Businesses purchased more than they required as a safety net against probable shortages in 2017 as a result of the US-China trade conflict. Due to the chipmakers’ inability to keep up with the demand, this overordering actually created a scarcity, which led to an increase in price.
The Covid-19 outbreak led to a 45 percent boost in revenues as consumers and businesses alike ordered more electronics to support working from home. The majority of that rise is the result of large, above-average exports, with some of it being attributed to higher unit costs. Chip manufacturers have been exporting all of their products while also making significant capacity expansion investments.
Finally, Handy says:
What’s likely to happen next? If you take another look at the graph, it appears that there are plenty of grounds to believe that the market will eventually return to its initial growth level of 3.9 percent, shown by the black dashed line. It constantly does. Given that February’s revenue was by 45 percent above trend, it won’t be simple. However, the shortage and accompanying record revenues will eventually come to an end, and when they do, revenues are likely to follow the same sharp decrease that the chart predicts will occur in 2019 and that also appears to a much lesser extent in the six minor downturns between 2010 and 2017.

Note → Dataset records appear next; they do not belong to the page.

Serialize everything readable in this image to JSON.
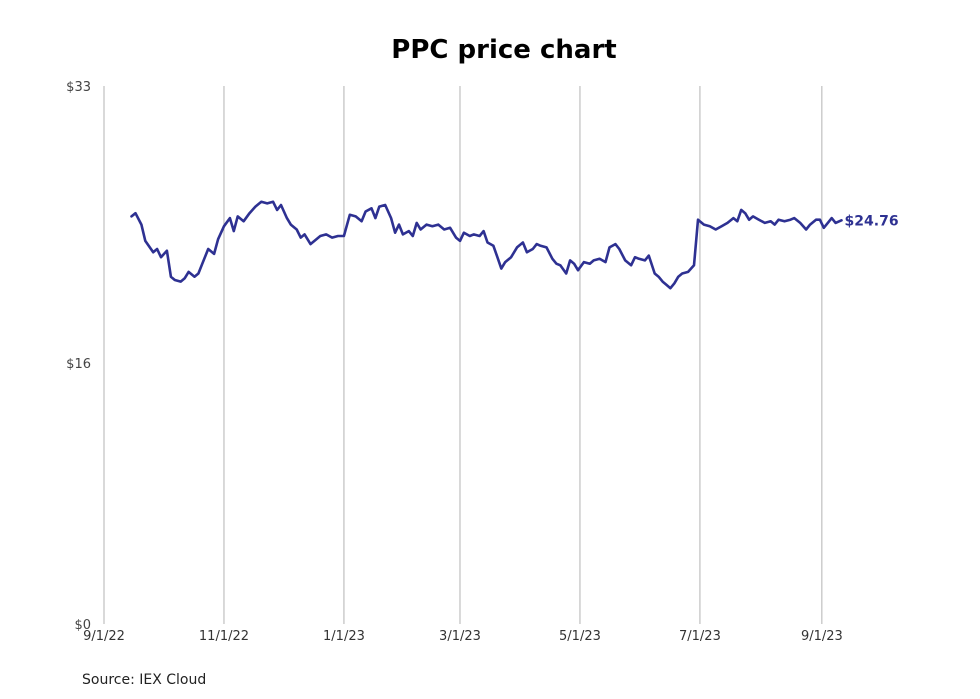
{
  "chart_data": {
    "type": "line",
    "title": "PPC price chart",
    "xlabel": "",
    "ylabel": "",
    "ylim": [
      0,
      33
    ],
    "xlim": [
      "2022-09-01",
      "2023-09-27"
    ],
    "x_ticks": [
      "2022-09-01",
      "2022-11-01",
      "2023-01-01",
      "2023-03-01",
      "2023-05-01",
      "2023-07-01",
      "2023-09-01"
    ],
    "x_tick_labels": [
      "9/1/22",
      "11/1/22",
      "1/1/23",
      "3/1/23",
      "5/1/23",
      "7/1/23",
      "9/1/23"
    ],
    "y_ticks": [
      0,
      16,
      33
    ],
    "y_tick_labels": [
      "$0",
      "$16",
      "$33"
    ],
    "grid": "vertical",
    "line_color": "#2e3192",
    "series": [
      {
        "values": [
          [
            "2022-09-15",
            25.0
          ],
          [
            "2022-09-17",
            25.2
          ],
          [
            "2022-09-20",
            24.5
          ],
          [
            "2022-09-22",
            23.5
          ],
          [
            "2022-09-26",
            22.8
          ],
          [
            "2022-09-28",
            23.0
          ],
          [
            "2022-09-30",
            22.5
          ],
          [
            "2022-10-03",
            22.9
          ],
          [
            "2022-10-05",
            21.3
          ],
          [
            "2022-10-07",
            21.1
          ],
          [
            "2022-10-10",
            21.0
          ],
          [
            "2022-10-12",
            21.2
          ],
          [
            "2022-10-14",
            21.6
          ],
          [
            "2022-10-17",
            21.3
          ],
          [
            "2022-10-19",
            21.5
          ],
          [
            "2022-10-21",
            22.1
          ],
          [
            "2022-10-24",
            23.0
          ],
          [
            "2022-10-27",
            22.7
          ],
          [
            "2022-10-29",
            23.6
          ],
          [
            "2022-11-01",
            24.4
          ],
          [
            "2022-11-04",
            24.9
          ],
          [
            "2022-11-06",
            24.1
          ],
          [
            "2022-11-08",
            25.0
          ],
          [
            "2022-11-11",
            24.7
          ],
          [
            "2022-11-14",
            25.2
          ],
          [
            "2022-11-17",
            25.6
          ],
          [
            "2022-11-20",
            25.9
          ],
          [
            "2022-11-23",
            25.8
          ],
          [
            "2022-11-26",
            25.9
          ],
          [
            "2022-11-28",
            25.4
          ],
          [
            "2022-11-30",
            25.7
          ],
          [
            "2022-12-03",
            24.9
          ],
          [
            "2022-12-05",
            24.5
          ],
          [
            "2022-12-08",
            24.2
          ],
          [
            "2022-12-10",
            23.7
          ],
          [
            "2022-12-12",
            23.9
          ],
          [
            "2022-12-15",
            23.3
          ],
          [
            "2022-12-18",
            23.6
          ],
          [
            "2022-12-20",
            23.8
          ],
          [
            "2022-12-23",
            23.9
          ],
          [
            "2022-12-26",
            23.7
          ],
          [
            "2022-12-29",
            23.8
          ],
          [
            "2023-01-01",
            23.8
          ],
          [
            "2023-01-04",
            25.1
          ],
          [
            "2023-01-07",
            25.0
          ],
          [
            "2023-01-10",
            24.7
          ],
          [
            "2023-01-12",
            25.3
          ],
          [
            "2023-01-15",
            25.5
          ],
          [
            "2023-01-17",
            24.9
          ],
          [
            "2023-01-19",
            25.6
          ],
          [
            "2023-01-22",
            25.7
          ],
          [
            "2023-01-25",
            24.9
          ],
          [
            "2023-01-27",
            24.0
          ],
          [
            "2023-01-29",
            24.5
          ],
          [
            "2023-01-31",
            23.9
          ],
          [
            "2023-02-03",
            24.1
          ],
          [
            "2023-02-05",
            23.8
          ],
          [
            "2023-02-07",
            24.6
          ],
          [
            "2023-02-09",
            24.2
          ],
          [
            "2023-02-12",
            24.5
          ],
          [
            "2023-02-15",
            24.4
          ],
          [
            "2023-02-18",
            24.5
          ],
          [
            "2023-02-21",
            24.2
          ],
          [
            "2023-02-24",
            24.3
          ],
          [
            "2023-02-27",
            23.7
          ],
          [
            "2023-03-01",
            23.5
          ],
          [
            "2023-03-03",
            24.0
          ],
          [
            "2023-03-06",
            23.8
          ],
          [
            "2023-03-08",
            23.9
          ],
          [
            "2023-03-11",
            23.8
          ],
          [
            "2023-03-13",
            24.1
          ],
          [
            "2023-03-15",
            23.4
          ],
          [
            "2023-03-18",
            23.2
          ],
          [
            "2023-03-20",
            22.5
          ],
          [
            "2023-03-22",
            21.8
          ],
          [
            "2023-03-24",
            22.2
          ],
          [
            "2023-03-27",
            22.5
          ],
          [
            "2023-03-30",
            23.1
          ],
          [
            "2023-04-02",
            23.4
          ],
          [
            "2023-04-04",
            22.8
          ],
          [
            "2023-04-07",
            23.0
          ],
          [
            "2023-04-09",
            23.3
          ],
          [
            "2023-04-11",
            23.2
          ],
          [
            "2023-04-14",
            23.1
          ],
          [
            "2023-04-17",
            22.4
          ],
          [
            "2023-04-19",
            22.1
          ],
          [
            "2023-04-21",
            22.0
          ],
          [
            "2023-04-24",
            21.5
          ],
          [
            "2023-04-26",
            22.3
          ],
          [
            "2023-04-28",
            22.1
          ],
          [
            "2023-04-30",
            21.7
          ],
          [
            "2023-05-03",
            22.2
          ],
          [
            "2023-05-06",
            22.1
          ],
          [
            "2023-05-08",
            22.3
          ],
          [
            "2023-05-11",
            22.4
          ],
          [
            "2023-05-14",
            22.2
          ],
          [
            "2023-05-16",
            23.1
          ],
          [
            "2023-05-19",
            23.3
          ],
          [
            "2023-05-21",
            23.0
          ],
          [
            "2023-05-24",
            22.3
          ],
          [
            "2023-05-27",
            22.0
          ],
          [
            "2023-05-29",
            22.5
          ],
          [
            "2023-05-31",
            22.4
          ],
          [
            "2023-06-03",
            22.3
          ],
          [
            "2023-06-05",
            22.6
          ],
          [
            "2023-06-08",
            21.5
          ],
          [
            "2023-06-10",
            21.3
          ],
          [
            "2023-06-12",
            21.0
          ],
          [
            "2023-06-14",
            20.8
          ],
          [
            "2023-06-16",
            20.6
          ],
          [
            "2023-06-18",
            20.9
          ],
          [
            "2023-06-20",
            21.3
          ],
          [
            "2023-06-22",
            21.5
          ],
          [
            "2023-06-25",
            21.6
          ],
          [
            "2023-06-28",
            22.0
          ],
          [
            "2023-06-30",
            24.8
          ],
          [
            "2023-07-03",
            24.5
          ],
          [
            "2023-07-06",
            24.4
          ],
          [
            "2023-07-09",
            24.2
          ],
          [
            "2023-07-12",
            24.4
          ],
          [
            "2023-07-15",
            24.6
          ],
          [
            "2023-07-18",
            24.9
          ],
          [
            "2023-07-20",
            24.7
          ],
          [
            "2023-07-22",
            25.4
          ],
          [
            "2023-07-24",
            25.2
          ],
          [
            "2023-07-26",
            24.8
          ],
          [
            "2023-07-28",
            25.0
          ],
          [
            "2023-07-31",
            24.8
          ],
          [
            "2023-08-03",
            24.6
          ],
          [
            "2023-08-06",
            24.7
          ],
          [
            "2023-08-08",
            24.5
          ],
          [
            "2023-08-10",
            24.8
          ],
          [
            "2023-08-13",
            24.7
          ],
          [
            "2023-08-16",
            24.8
          ],
          [
            "2023-08-18",
            24.9
          ],
          [
            "2023-08-21",
            24.6
          ],
          [
            "2023-08-24",
            24.2
          ],
          [
            "2023-08-26",
            24.5
          ],
          [
            "2023-08-29",
            24.8
          ],
          [
            "2023-08-31",
            24.8
          ],
          [
            "2023-09-02",
            24.3
          ],
          [
            "2023-09-04",
            24.6
          ],
          [
            "2023-09-06",
            24.9
          ],
          [
            "2023-09-08",
            24.6
          ],
          [
            "2023-09-11",
            24.76
          ]
        ]
      }
    ],
    "last_value_label": "$24.76",
    "source": "Source: IEX Cloud"
  }
}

Why are microchips in short supply?
WASHINGTON
The US is dealing with a “An alarming shortage of semiconductors was discovered by a government survey of more than 150 chip-making and chip-buying businesses; the situation is endangering American manufacturing and boosting inflation, according to Gina M. Raimondo, the commerce secretary, in an interview on Monday.
She argued that the results demonstrated the urgent need to promote domestic manufacturing and urged Congress to enact legislation to increase American output in order to increase American competitiveness with China.
“The predicament we find ourselves in as a nation and the urgency with which we must act to expand our domestic capacity, according to Ms. Raimondo, is quite alarming.
The results demonstrate that even as global chip makers get close to their maximum production capacity, demand for the chips that power cars, electronics, medical devices, and other products far outpaces supply.
Between 2019 and 2021, semiconductor demand grew by 17 percent, but supply did not follow suit. According to the data provided by the Commerce Department, the vast majority of semiconductor production plants are employing roughly 90% of their capacity to produce chips, which means they have limited immediate opportunity to boost their output.
As technologies like 5G and electric vehicles gain popularity and consume large quantities of semiconductors, the need for chips is predicted to rise.
Over the past two years, shortages and increasing prices for semiconductors have been caused by a combination of the soaring demand for consumer goods containing chips and production disruptions brought on by the epidemic.
Some factories that depend on chips to make their products, like those of American automakers, have been forced to slow down or stop production as a result of the shortages. This has slowed down economic expansion in the US and raised car prices, which is a major contributor to the country’s skyrocketing inflation. Inflation reached a 40-year high in December of last year thanks in part to a 37 percent increase in used automobile prices.
In an effort to identify industry bottlenecks and find solutions, the Commerce Department issued a request for information to consumers and global chip makers in September. The department sought data on inventory, production capacity, and backlogs.
The results of that survey, which the Department of Commerce released on Tuesday morning, show how scarce the world’s chip supply have grown.